Kemp (photo) unveiled the plan earlier this month as an alternative to expanding Medicaid under the Affordable Care Act. His office estimated that only 50,000 people would be enrolled for benefits over a five-year period under Kemp’s Medicaid waiver plan. That’s out of 408,000 Georgians in poverty who do not currently qualify for Medicaid but would be eligible for those benefits under the waiver, according to the AJC.
Kemp is playing politics with people’s healthcare, according to Georgia Equality Executive Director Jeff Graham. He serves on the Fulton County HIV/AIDS Prevention, Care & Policy Committee, which met Wednesday in Midtown.

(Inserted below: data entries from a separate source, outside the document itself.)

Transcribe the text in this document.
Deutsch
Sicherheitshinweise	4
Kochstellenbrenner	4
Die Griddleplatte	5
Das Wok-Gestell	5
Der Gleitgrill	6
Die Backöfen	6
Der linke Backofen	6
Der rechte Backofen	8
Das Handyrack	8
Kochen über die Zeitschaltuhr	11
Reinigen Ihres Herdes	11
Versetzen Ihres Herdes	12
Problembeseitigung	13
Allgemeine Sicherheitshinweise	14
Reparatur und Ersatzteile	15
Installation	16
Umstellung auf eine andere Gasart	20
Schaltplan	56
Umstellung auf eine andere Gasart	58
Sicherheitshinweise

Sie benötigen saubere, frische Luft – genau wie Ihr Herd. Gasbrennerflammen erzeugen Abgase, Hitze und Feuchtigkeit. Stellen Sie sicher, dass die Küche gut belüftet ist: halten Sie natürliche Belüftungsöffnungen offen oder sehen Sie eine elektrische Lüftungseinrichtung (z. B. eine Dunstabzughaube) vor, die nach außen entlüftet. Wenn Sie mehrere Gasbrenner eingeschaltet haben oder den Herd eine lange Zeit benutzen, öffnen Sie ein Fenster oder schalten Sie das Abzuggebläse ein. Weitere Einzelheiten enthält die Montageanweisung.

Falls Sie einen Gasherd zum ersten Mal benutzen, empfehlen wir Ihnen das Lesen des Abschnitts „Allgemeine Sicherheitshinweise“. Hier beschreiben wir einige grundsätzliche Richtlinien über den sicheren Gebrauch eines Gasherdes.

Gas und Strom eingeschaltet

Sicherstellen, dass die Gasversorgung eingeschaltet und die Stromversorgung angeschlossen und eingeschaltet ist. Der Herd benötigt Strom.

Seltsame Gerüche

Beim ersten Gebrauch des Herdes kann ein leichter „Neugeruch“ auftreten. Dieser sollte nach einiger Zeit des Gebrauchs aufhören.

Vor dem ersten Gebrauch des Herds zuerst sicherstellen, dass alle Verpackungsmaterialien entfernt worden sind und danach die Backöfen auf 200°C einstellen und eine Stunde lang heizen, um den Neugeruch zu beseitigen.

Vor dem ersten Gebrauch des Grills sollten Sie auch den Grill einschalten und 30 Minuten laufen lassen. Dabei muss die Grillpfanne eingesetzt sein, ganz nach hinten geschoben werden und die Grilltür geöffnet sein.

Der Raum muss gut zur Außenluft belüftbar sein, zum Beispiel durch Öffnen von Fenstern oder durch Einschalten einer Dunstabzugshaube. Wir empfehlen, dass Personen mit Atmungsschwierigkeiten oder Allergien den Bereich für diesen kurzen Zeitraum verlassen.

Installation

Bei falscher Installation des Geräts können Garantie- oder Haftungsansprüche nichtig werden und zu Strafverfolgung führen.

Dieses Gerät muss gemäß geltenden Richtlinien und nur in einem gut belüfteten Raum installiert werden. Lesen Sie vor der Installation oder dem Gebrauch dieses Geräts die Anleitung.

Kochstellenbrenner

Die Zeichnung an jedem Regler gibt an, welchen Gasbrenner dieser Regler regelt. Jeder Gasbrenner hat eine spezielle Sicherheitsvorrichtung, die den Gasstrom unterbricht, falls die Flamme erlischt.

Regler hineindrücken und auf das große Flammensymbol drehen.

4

“They plan on investing $215 million a year into this program,” Graham said at the meeting. “If they actually invested only $213 million a year, but expanded Medicaid as called for under the provisions of the Affordable Care Act, they could actually cover half a million people. It would actually cost them less to cover more, and it is a political decision.”

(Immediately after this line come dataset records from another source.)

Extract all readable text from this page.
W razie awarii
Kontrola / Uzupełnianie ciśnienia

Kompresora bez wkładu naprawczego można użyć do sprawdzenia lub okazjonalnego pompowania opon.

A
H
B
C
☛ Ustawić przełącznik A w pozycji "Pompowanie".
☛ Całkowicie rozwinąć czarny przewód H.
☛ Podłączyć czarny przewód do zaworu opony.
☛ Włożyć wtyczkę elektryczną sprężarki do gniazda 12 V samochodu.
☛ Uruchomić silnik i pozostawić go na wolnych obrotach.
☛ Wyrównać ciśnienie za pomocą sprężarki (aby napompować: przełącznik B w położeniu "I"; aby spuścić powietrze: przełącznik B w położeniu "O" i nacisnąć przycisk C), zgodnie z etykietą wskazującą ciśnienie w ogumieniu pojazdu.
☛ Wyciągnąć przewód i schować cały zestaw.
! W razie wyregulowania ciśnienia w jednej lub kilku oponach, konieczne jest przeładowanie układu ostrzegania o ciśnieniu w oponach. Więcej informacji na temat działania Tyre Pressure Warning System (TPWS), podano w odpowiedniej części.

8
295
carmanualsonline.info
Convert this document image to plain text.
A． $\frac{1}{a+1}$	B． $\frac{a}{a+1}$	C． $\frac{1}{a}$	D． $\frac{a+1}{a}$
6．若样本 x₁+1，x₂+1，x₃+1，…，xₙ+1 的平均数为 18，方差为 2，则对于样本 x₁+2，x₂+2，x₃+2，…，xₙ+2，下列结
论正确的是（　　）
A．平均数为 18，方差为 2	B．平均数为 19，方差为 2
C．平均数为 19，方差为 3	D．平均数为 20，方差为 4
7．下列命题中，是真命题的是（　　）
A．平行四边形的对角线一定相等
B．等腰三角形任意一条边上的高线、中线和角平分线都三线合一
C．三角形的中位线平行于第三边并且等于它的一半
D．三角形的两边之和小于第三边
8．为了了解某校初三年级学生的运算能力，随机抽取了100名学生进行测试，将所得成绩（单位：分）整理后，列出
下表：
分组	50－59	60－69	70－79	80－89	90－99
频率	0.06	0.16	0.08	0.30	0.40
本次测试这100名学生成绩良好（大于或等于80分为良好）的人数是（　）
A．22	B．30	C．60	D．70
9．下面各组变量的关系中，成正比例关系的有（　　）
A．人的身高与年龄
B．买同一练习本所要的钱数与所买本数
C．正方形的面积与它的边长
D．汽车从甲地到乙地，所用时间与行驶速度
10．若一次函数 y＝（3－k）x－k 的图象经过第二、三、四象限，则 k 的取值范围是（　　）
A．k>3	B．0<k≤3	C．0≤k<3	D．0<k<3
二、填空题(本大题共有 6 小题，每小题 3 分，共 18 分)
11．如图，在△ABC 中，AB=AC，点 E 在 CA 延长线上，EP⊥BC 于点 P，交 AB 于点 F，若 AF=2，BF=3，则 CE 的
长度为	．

“It is not a fiscally-conservative program,” added Melanie Thompson, a Fulton HIV committee member and principal investigator for the AIDS Research Consortium of Atlanta.
There’s also a work requirement under the Medicaid waiver that could cause people with HIV to be kicked off the plan, according to Graham. People would have to work a minimum of 80 hours per month to remain eligible for benefits.
“I am extremely concerned that these issues will have a disproportionate impact on people with chronic medical conditions such as HIV that may prevent holding steady employment 12 months out of the year,” he told Project Q Atlanta.
Graham was also concerned that a private insurance waiver plan proposed by Kemp would introduce poor healthcare plans into the marketplace.
“They will allow sub-standard plans to be put out onto the market and encourage people to go to insurance brokers instead of navigators that are helping people get insurance that they need,” he said at Wednesday's meeting. “They would send people to brokers that have an incentive to send people to specific companies.”
“This could allow companies to restrict access to medications such as those offered for PrEP,” he told Project Q.
Graham asked people to review Kemp’s healthcare plans and submit comments to the state about them through coverga.org. The state is accepting comments through Dec. 3. It will then submit the healthcare plans for approval to the Georgia Department of Community Health. Then the plans will go on to the federal government for final approval, according to Graham. Another comment period will open up after the first of the year.
Kemp signed two bills into law this year that address the state’s HIV epidemic. One establishes hypodermic syringe and needle exchange programs to reduce HIV. The other creates a pilot program to provide PrEP to people at high risk of contracting HIV.